Final answer:
To calculate the pH of a 0.670 M solution of Ca(NO₂)₂, we can use the expression pH = -log[H+]. By considering the hydrolysis reaction of NO₂¯ and the given equilibrium constant (Ka), we can calculate the concentration of H+ ions. Finally, we can apply the pH expression to find the pH of the solution.
Step-by-step explanation:
The pH of a solution can be calculated using the expression pH = -log[H+]. In this case, we need to find the concentration of H+ ions in a 0.670 M solution of Ca(NO₂)₂. The compound Ca(NO₂)₂ dissociates into Ca²+ ions and NO₂¯ ions. Since NO₂¯ is the conjugate base of a weak acid, HNO₂, we can assume that it acts as a weak base. Therefore, we can use the expression for the hydrolysis of a weak base to find the concentration of H+ ions. The hydrolysis reaction is: NO₂¯ + H₂O ⟷ HNO₂ + OH¯. The equilibrium expression for this reaction is given by Kw/Ka = [H+][OH¯]/[NO₂¯].
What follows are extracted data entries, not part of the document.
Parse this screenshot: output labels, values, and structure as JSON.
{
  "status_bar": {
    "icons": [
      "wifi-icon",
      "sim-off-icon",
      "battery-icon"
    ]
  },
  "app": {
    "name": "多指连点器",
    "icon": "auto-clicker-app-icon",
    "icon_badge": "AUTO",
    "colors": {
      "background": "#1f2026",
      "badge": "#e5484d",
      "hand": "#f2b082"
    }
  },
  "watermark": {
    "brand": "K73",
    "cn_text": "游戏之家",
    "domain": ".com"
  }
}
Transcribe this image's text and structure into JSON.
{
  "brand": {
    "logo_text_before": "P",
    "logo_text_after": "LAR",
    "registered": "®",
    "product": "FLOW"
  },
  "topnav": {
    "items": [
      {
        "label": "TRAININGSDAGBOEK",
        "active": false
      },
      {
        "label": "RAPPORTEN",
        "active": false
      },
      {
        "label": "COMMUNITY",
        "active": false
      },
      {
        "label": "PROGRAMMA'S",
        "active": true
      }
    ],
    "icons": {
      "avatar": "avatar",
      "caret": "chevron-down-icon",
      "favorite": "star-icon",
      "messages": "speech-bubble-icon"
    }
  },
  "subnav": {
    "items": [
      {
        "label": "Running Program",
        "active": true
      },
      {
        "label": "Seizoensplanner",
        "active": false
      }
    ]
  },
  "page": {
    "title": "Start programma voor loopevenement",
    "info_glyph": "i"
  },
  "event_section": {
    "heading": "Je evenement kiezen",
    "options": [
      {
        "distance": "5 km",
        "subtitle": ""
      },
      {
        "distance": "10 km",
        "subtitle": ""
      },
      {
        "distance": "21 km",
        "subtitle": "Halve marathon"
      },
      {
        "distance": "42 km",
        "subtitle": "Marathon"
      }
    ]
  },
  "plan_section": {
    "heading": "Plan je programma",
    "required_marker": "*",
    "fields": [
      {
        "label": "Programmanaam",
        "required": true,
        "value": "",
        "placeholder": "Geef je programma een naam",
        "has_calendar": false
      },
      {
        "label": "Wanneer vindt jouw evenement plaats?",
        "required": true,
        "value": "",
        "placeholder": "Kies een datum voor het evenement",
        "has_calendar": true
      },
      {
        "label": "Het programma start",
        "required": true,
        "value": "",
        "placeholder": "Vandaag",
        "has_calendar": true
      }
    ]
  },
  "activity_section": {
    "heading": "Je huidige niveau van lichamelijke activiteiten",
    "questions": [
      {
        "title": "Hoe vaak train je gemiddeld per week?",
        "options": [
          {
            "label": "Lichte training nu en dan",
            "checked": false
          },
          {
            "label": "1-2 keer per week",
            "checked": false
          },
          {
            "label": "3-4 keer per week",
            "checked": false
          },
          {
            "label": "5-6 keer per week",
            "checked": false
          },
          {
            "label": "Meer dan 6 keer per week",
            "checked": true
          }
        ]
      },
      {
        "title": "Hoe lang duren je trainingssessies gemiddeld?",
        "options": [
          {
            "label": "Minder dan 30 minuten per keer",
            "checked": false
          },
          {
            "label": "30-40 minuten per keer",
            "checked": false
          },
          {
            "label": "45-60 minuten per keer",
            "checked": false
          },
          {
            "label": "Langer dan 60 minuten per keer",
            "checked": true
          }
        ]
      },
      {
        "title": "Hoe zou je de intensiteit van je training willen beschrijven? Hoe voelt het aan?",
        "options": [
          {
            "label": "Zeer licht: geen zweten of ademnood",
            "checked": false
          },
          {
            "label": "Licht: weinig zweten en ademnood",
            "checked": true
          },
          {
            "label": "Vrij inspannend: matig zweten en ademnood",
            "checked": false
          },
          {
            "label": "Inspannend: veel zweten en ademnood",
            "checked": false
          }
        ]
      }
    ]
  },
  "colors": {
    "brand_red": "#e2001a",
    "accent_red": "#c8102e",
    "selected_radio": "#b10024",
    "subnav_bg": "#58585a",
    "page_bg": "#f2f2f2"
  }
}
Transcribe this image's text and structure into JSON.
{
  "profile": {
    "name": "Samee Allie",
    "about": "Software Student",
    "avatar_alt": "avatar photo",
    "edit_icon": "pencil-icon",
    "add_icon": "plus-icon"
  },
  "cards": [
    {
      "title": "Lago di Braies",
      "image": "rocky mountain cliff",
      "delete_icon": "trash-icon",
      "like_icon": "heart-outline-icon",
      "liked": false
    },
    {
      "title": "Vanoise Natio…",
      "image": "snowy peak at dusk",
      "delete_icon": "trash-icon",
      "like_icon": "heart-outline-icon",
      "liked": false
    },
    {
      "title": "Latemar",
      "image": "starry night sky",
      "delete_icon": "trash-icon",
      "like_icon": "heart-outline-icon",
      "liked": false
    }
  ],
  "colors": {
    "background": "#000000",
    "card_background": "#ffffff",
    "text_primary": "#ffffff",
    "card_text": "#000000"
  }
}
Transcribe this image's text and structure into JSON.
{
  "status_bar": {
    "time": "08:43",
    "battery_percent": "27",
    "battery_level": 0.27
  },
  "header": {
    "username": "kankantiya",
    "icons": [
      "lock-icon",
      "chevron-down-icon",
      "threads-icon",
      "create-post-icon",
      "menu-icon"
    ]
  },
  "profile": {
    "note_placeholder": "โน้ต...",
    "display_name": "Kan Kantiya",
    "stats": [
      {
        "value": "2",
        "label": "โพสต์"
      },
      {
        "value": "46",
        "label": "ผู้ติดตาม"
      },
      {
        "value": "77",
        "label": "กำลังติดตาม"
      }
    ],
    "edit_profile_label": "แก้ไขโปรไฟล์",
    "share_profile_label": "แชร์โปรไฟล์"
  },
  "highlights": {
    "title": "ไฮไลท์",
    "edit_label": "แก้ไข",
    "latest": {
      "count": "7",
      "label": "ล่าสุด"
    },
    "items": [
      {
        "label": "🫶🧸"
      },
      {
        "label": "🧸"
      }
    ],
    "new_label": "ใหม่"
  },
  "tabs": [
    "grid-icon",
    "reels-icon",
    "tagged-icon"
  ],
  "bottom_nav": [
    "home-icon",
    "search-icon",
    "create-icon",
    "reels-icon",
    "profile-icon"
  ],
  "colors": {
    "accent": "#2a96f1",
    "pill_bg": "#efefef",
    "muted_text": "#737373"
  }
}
Using the given equilibrium constant (Ka) for HNO₂ as 4.5 × 10⁻⁴, we can substitute the values into the equation and solve for [H+]. Since [OH¯] is negligible compared to [H+], we can omit it from the equation. We can calculate [NO₂¯] as the concentration of Ca(NO₂)₂ (0.670 M) multiplied by the number of NO₂¯ ions per Ca(NO₂)₂ unit, which is 2. Finally, we can plug in the known values and solve for [H+], giving us [H+] = (√(Kw/Ka)) * √([NO₂¯]).
Once we have the value for [H+], we can calculate the pH using the expression pH = -log[H+].